Le Venezuela expulse l'ambassadrice de l'Union européenne après de nouvelles sanctions de Bruxelles

--'--
--'--
Copié dans le presse-papier !

L'Union européenne a aussitôt demandé au gouvernement vénézuélien de "revenir sur sa décision".

C'est une nouvelle petite crise diplomatique entre Bruxelles et Caracas. Le Venezuela a déclaré persona non grata l'ambassadrice de l'Union européenne, Isabel Brilhante, et lui a donné trois jours pour quitter le pays. Le Venezuela hausse le ton après que l’Union européenne a imposé de nouvelles sanctions contre 19 personnalités vénézuéliennes. L'Union européenne demande au Venezuela de revenir sur cette décision votée mercredi 24 février par la nouvelle Assemblée nationale vénézuélienne, totalement aux ordres du président Nicolas Maduro. Bruxelles estime que cette expulsion n’accentuera que l’isolement du Venezuela et l’UE appelle à la négociation et au dialogue.

Or, le Venezuela a lancé cette expulsion en réponse à la décision des 27 pays européens de l’Union d’imposer de nouvelles sanctions contre des personnalités proches de Nicolas Maduro : 19 Vénézuéliens jugés responsable de graves violations des droits de l’homme, d’atteinte à la démocratie et à l’état de droit et de violations de restrictions fondamentales ont été rajoutés à la liste des personnes frappées de sanctions européennes. Cette liste de sanctions ciblées lancée en novembre 2017 compte aujourd’hui 55 noms : des responsables et hauts fonctionnaires du gouvernement vénézuélien, qui ne peuvent plus voyager et dont l’argent a été gelé sur le territoire de l’Union européenne.

Une riposte déjà engagée en 2020, mais finalement annulée

Mais ce n’est pas la première fois que Caracas réclame la tête d’Isabel Brilhante. Le Venezuela avait entrepris la même démarche en juillet 2020, là aussi au lendemain de sanctions européennes contre des dignitaires du régime de Nicolas Maduro. Finalement, les autorités vénézuéliennes avaient fait marche arrière et l’ambassadrice européenne était restée à Caracas. Qu’en sera-t-il aujourd'hui ? Ce qui est sûr, c’est que les tensions entre l’Union européenne et le Venezuela ne vont pas cesser tant que la crise vénézuélienne s’aggrave.

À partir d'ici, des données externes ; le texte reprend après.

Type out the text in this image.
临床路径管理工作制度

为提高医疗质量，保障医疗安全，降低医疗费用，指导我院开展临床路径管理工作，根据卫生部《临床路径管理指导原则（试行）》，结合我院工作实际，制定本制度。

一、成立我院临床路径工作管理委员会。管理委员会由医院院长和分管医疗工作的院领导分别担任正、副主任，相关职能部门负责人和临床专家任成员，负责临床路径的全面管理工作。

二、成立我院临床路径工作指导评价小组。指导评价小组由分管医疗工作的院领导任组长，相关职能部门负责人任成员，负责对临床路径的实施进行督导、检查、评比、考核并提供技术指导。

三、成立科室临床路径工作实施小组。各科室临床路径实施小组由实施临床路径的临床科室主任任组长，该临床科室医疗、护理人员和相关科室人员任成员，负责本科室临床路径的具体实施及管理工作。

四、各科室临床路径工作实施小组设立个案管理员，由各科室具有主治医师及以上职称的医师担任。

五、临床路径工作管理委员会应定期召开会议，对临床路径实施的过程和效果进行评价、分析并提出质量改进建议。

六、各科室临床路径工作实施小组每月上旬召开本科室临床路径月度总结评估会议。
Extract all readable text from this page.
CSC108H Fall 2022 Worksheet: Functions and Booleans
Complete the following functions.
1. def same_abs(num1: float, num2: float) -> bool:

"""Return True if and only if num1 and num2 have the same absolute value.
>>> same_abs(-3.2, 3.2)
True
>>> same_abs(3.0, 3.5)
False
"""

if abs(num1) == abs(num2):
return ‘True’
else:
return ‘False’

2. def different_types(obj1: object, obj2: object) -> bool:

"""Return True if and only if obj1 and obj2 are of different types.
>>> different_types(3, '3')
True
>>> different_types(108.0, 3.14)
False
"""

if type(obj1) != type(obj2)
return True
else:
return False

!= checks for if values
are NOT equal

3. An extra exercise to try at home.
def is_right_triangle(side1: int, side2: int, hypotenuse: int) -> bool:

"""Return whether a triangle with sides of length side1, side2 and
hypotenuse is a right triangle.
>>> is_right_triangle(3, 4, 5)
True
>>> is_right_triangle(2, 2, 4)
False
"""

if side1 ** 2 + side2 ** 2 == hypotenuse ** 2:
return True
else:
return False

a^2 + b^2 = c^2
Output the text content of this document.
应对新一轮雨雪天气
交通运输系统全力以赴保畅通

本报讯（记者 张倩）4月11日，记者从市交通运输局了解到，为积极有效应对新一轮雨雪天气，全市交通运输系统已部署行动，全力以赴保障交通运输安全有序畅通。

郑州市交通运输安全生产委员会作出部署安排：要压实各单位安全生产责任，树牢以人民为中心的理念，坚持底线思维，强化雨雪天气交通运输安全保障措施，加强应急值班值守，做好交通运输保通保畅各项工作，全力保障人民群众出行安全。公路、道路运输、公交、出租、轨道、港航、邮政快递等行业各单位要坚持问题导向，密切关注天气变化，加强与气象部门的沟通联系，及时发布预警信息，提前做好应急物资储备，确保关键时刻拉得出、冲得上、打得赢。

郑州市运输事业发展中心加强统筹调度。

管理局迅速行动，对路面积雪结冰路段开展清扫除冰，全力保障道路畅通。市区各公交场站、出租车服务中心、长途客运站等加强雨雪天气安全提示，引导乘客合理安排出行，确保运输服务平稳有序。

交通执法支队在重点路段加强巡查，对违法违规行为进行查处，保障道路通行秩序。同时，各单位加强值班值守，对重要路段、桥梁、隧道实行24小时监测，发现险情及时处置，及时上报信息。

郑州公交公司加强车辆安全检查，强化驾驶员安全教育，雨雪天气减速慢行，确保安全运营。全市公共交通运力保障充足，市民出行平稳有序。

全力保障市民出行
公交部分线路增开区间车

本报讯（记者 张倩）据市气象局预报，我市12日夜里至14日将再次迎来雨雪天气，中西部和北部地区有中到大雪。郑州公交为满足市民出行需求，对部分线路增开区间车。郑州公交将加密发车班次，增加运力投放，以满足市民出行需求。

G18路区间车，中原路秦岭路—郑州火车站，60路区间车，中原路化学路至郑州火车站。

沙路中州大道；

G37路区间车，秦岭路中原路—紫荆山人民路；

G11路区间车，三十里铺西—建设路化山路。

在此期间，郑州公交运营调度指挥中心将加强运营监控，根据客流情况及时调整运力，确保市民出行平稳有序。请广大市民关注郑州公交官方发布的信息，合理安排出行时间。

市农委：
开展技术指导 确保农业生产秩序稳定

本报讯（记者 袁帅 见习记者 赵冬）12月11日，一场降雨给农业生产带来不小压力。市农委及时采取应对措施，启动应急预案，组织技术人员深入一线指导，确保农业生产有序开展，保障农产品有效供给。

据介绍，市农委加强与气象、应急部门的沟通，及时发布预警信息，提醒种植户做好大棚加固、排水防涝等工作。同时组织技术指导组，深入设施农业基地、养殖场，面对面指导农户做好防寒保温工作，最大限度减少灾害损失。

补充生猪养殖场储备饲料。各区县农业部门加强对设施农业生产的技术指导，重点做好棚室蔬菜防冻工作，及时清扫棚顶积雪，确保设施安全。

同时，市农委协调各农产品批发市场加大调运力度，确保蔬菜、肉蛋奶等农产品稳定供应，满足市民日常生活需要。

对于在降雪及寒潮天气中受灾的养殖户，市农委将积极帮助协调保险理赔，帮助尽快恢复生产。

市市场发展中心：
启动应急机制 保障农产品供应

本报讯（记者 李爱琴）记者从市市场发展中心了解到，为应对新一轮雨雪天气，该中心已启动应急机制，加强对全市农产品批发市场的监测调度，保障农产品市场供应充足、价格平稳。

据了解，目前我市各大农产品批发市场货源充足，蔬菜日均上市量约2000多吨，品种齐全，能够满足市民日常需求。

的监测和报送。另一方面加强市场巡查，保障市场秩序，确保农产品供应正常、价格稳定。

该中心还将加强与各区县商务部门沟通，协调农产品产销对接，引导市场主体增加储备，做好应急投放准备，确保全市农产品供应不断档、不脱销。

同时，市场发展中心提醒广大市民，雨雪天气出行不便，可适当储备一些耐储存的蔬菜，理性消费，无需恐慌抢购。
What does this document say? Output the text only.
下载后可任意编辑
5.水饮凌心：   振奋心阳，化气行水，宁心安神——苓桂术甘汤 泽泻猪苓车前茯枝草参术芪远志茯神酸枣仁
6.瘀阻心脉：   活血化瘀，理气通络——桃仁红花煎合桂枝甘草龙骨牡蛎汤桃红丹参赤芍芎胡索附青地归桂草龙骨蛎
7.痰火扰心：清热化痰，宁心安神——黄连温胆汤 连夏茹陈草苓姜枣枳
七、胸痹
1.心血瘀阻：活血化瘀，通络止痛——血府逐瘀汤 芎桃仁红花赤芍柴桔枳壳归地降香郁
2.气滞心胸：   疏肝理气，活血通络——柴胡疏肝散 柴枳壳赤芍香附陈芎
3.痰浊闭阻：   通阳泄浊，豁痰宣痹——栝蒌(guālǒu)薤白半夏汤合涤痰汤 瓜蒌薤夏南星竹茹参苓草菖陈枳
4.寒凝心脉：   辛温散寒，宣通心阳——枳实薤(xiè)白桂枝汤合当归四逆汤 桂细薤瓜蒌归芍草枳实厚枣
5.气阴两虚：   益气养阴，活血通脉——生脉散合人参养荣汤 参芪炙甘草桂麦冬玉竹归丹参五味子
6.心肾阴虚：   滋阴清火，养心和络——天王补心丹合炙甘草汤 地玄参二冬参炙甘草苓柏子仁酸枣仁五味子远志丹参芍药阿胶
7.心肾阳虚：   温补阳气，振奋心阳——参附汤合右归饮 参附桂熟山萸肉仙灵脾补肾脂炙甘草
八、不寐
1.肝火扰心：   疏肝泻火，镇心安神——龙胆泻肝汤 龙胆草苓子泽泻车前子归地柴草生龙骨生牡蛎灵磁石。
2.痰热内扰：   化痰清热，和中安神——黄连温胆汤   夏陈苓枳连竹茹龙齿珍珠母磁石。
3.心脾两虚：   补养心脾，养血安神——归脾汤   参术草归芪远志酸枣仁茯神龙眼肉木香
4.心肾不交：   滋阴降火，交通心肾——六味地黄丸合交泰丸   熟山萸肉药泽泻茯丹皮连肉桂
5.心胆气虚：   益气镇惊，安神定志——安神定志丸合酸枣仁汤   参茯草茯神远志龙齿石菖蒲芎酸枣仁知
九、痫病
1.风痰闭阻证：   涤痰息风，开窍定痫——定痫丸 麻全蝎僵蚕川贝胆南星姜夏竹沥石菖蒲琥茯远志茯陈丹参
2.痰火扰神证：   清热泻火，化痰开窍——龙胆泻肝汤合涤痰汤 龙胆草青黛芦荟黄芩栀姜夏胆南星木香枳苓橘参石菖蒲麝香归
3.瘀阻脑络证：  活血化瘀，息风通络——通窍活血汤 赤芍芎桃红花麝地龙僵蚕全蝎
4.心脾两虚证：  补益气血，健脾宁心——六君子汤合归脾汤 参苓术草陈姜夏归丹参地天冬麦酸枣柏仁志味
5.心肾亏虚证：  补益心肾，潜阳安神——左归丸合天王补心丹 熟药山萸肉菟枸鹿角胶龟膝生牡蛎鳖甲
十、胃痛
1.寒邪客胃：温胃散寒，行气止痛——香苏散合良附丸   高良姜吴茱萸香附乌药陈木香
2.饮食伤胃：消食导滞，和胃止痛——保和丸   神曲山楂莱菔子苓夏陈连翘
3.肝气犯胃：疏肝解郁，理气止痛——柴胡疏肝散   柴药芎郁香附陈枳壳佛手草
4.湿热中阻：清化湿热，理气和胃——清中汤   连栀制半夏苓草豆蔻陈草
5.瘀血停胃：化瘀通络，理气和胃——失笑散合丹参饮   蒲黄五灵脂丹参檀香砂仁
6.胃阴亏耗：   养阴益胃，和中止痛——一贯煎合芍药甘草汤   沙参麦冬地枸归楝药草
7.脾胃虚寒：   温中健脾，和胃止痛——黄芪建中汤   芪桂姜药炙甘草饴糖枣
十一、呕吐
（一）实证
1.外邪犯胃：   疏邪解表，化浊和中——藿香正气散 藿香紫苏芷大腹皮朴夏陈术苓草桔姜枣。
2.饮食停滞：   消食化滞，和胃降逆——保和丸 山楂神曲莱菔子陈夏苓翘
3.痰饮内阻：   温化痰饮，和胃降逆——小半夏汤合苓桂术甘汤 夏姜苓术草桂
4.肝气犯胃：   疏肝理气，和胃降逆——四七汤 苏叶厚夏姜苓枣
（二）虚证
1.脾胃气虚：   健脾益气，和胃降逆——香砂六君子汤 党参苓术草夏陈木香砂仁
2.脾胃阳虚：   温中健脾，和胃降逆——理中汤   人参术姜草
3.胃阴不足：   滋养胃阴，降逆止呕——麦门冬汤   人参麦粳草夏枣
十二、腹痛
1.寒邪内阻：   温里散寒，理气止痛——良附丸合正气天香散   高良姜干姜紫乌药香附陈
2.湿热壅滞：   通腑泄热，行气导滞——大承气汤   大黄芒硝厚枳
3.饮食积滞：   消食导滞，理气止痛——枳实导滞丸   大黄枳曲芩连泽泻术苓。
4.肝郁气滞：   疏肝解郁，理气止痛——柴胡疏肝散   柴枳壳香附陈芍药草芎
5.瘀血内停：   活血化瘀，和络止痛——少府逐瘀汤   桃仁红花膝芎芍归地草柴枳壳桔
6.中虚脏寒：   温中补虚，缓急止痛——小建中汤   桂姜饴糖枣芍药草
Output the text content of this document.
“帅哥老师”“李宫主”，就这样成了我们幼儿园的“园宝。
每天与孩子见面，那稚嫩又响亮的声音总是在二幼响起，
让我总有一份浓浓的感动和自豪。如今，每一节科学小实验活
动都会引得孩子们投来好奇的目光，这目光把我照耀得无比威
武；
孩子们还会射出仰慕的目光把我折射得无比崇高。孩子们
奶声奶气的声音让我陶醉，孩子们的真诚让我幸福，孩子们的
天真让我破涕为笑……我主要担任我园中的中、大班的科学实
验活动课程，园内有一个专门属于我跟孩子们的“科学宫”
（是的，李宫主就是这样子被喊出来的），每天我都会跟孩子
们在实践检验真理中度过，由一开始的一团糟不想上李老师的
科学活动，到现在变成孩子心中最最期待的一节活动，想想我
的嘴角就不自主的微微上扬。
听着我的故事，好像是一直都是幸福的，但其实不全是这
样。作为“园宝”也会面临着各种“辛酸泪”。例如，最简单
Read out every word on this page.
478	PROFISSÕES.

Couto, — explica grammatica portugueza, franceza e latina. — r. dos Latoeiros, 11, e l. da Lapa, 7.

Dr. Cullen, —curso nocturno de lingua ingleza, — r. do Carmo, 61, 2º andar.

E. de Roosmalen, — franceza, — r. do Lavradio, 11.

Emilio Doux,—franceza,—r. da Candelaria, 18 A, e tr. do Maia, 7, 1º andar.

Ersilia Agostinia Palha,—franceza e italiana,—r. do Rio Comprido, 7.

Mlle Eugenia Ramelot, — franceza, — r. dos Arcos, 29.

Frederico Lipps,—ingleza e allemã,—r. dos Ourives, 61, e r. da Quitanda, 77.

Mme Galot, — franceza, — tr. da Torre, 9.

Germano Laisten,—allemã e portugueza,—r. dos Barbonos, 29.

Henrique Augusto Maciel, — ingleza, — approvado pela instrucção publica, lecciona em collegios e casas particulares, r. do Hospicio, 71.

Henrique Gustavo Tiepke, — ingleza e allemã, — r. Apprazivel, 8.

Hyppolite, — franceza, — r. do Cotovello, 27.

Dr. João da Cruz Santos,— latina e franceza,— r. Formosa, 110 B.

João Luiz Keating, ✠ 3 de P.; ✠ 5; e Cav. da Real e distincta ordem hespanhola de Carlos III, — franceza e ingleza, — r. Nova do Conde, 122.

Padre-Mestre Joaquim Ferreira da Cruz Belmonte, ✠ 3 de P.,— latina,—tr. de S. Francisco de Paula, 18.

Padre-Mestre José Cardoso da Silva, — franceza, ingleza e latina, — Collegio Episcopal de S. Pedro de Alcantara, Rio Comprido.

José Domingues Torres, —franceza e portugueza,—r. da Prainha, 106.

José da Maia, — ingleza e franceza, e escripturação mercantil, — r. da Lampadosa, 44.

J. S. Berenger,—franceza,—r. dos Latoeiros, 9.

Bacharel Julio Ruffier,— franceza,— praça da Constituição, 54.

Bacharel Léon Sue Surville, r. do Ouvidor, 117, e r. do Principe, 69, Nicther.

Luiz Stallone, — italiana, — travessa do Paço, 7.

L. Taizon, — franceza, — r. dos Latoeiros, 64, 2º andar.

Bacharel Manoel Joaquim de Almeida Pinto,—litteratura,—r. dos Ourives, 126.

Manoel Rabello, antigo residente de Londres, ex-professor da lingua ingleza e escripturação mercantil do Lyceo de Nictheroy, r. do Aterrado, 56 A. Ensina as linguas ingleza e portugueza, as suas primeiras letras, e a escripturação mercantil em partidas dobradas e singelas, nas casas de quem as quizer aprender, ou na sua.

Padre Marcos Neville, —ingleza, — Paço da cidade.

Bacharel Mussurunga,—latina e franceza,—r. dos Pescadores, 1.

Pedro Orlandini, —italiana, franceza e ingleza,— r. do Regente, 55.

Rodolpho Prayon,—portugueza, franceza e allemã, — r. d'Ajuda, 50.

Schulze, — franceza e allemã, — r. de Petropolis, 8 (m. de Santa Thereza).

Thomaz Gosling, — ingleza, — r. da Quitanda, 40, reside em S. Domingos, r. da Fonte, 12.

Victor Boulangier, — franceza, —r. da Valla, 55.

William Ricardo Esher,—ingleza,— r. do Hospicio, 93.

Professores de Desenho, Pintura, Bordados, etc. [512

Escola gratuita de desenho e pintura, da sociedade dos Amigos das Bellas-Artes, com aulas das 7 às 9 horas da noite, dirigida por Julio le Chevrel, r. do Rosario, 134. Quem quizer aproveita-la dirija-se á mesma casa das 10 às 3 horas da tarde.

L’Union européenne avait critiqué les élections de décembre dernier qui ont permis au président vénézuélien de contrôler ce qu’il lui manquait, c’est-à-dire le Parlement. Bien que soutenu par l’UE, l’opposition vénézuélienne et son leader Juan Guaido sont aux abois. Nicolas Maduros règne en maître. Mais le pays est dans un état désastreux : les violences, l’insécurité, les pénuries de médicaments et d’aliments ont poussé déjà plus de cinq millions de personnes à quitter le Venezuela.